I'm a native English speaker, so I don't need the pronunciations given for the English word, but they look a little odd. They all seem to be given for a particular British dialect, so, e.g., "stair" is shown as two syllables, "ste"+schwa. I checked with a British English speaker who seemed to speak a pretty standard, educated London dialect, and she pronounced "stair" as one syllable. I'm sure the pronunciations given here are correct for some dialect in England -- maybe it's the "received pronunciation" dialect of British English that used to be considered the "Queen's English?" East African users of this dictionary should be aware that many of the pronunciations are nothing like what you would hear in Texas or Scotland, and not even necessarily the same as in London.
It's very big, which is good, but a lot of the words and phrases they offer are useless, and it contains a lot of baffling s*** like "scorched earth policy" and "nuclear waste" that aren't even translated very well. I'd say more than half of this book is just words that nobody would ever have any use for, but if you're heading off to East Africa to join a militia or fight in a revolution, 5 stars, this is the book you're looking for.

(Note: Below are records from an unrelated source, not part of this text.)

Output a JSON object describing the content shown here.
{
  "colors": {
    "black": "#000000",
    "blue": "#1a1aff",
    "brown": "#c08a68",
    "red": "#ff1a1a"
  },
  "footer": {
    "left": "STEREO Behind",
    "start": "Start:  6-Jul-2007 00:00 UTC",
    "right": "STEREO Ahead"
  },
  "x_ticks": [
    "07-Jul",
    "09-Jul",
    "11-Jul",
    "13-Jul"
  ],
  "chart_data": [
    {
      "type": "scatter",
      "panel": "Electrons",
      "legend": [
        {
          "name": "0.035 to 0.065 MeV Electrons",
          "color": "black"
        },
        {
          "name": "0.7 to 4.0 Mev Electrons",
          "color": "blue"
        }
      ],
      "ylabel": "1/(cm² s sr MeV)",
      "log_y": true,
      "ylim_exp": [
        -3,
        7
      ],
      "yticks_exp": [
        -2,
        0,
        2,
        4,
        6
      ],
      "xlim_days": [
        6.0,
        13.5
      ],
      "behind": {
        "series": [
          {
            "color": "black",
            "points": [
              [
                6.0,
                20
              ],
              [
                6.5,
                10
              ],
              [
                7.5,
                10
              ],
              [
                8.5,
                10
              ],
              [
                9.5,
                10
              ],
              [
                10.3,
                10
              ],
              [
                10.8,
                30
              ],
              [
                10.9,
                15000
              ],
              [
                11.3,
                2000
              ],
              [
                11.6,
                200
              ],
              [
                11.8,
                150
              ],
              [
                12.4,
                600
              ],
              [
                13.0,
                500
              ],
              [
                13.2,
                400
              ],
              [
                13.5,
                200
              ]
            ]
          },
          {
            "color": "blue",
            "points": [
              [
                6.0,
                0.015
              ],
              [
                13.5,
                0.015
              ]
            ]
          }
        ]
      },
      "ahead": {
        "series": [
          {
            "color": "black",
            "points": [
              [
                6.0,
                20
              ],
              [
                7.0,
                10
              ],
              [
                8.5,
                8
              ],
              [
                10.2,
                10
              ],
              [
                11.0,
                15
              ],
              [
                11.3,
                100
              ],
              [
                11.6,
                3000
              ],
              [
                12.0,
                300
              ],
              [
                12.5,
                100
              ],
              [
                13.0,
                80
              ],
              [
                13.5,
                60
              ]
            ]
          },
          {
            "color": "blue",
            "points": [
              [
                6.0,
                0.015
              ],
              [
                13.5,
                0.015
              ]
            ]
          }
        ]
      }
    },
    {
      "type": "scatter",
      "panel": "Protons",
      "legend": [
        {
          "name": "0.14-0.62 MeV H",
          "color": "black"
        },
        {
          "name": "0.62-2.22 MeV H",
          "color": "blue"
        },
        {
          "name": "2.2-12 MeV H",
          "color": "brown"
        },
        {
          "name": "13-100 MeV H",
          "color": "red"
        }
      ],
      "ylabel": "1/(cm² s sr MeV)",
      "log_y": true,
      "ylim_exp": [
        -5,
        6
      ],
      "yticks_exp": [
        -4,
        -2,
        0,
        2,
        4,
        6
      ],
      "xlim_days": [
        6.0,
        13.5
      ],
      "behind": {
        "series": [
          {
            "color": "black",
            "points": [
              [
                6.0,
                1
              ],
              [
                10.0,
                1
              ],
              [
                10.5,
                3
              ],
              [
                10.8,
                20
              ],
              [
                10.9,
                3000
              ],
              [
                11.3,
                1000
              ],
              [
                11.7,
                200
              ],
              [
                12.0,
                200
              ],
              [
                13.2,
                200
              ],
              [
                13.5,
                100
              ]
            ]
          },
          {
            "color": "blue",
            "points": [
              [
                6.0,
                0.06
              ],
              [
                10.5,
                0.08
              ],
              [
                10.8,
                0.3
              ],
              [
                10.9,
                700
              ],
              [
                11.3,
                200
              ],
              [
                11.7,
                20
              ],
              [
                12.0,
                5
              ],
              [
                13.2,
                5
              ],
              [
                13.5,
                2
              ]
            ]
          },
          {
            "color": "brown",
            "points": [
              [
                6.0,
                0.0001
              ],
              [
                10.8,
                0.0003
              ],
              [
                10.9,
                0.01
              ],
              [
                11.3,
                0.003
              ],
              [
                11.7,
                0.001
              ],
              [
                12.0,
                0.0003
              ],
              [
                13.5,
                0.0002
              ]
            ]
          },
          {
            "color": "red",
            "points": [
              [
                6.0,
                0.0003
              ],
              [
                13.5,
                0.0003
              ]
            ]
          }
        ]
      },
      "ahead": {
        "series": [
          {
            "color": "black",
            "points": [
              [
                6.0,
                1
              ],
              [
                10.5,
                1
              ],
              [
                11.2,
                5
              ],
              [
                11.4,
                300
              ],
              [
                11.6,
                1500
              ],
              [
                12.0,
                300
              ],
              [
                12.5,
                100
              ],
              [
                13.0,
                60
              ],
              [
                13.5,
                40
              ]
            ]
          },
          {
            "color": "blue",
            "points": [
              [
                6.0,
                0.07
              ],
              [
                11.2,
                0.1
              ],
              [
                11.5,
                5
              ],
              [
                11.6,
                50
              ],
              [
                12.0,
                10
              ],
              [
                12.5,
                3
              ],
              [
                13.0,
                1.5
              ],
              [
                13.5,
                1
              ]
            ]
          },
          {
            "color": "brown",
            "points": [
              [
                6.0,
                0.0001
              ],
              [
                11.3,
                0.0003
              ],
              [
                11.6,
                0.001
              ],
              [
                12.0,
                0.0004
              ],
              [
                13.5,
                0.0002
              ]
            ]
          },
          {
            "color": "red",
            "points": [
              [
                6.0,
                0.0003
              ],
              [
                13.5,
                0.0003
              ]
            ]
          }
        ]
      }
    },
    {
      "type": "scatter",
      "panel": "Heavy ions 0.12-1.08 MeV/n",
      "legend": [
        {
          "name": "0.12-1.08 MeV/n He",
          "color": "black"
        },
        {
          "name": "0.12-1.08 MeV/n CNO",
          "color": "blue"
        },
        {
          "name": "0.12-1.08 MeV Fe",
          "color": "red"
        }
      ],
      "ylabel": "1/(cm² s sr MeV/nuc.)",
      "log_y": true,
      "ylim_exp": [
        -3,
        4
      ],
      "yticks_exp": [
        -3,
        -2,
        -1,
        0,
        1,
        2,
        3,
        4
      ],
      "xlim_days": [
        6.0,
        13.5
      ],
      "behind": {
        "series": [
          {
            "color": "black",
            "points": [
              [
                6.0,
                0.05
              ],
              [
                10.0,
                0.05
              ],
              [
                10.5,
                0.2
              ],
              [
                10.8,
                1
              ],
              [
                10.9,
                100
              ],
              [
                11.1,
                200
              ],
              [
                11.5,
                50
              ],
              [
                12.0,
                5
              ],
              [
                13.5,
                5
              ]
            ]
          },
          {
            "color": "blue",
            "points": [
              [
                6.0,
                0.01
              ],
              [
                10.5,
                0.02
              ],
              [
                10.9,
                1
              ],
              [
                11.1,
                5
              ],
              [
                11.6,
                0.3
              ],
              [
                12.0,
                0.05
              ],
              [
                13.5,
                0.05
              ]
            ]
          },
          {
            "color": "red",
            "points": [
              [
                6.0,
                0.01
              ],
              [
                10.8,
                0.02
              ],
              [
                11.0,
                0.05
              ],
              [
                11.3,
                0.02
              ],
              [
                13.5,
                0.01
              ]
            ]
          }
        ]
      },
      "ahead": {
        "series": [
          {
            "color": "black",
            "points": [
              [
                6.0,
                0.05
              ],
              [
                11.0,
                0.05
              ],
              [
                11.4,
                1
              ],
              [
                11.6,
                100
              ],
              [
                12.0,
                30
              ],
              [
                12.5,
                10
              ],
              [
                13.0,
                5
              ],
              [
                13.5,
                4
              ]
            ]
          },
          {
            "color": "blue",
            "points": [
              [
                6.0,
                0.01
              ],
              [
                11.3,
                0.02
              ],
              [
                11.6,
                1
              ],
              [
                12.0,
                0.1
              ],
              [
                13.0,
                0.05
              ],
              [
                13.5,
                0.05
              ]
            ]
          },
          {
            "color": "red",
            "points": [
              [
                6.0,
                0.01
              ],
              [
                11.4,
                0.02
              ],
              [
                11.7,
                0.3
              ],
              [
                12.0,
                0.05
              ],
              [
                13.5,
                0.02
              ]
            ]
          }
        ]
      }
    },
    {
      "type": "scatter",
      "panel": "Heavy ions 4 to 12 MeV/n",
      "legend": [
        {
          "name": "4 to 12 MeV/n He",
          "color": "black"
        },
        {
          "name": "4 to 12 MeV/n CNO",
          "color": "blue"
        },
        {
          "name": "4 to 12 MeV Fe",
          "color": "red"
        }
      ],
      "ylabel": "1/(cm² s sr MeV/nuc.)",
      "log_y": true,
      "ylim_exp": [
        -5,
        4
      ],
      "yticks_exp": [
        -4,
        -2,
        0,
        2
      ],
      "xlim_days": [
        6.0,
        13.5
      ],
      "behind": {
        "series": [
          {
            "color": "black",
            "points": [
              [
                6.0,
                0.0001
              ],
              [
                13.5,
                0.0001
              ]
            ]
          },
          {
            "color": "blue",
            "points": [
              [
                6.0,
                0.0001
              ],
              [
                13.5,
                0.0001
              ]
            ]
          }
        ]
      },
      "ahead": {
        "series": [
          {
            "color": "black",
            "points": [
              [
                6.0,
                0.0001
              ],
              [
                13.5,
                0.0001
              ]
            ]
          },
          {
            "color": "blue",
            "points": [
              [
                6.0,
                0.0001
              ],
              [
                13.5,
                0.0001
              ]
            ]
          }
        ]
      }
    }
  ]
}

If you're really looking for the best Swahili dictionary in existence, and cost is no issue, Baba Malaika's Friendly Modern Swahili-English Dictionary is the best in existence. Unfortunately it was published by an African publisher nearly 20 years ago and is now out of print. It can be difficult to find.
My biggest criticism--and it is a big criticism, for the price of this dictionary--is that there is no indication of noun classes. This is one area of the language that I am struggling with and it would have been very helpful to include with each word, seeing as it is such a fundamental aspect of Kiswahili.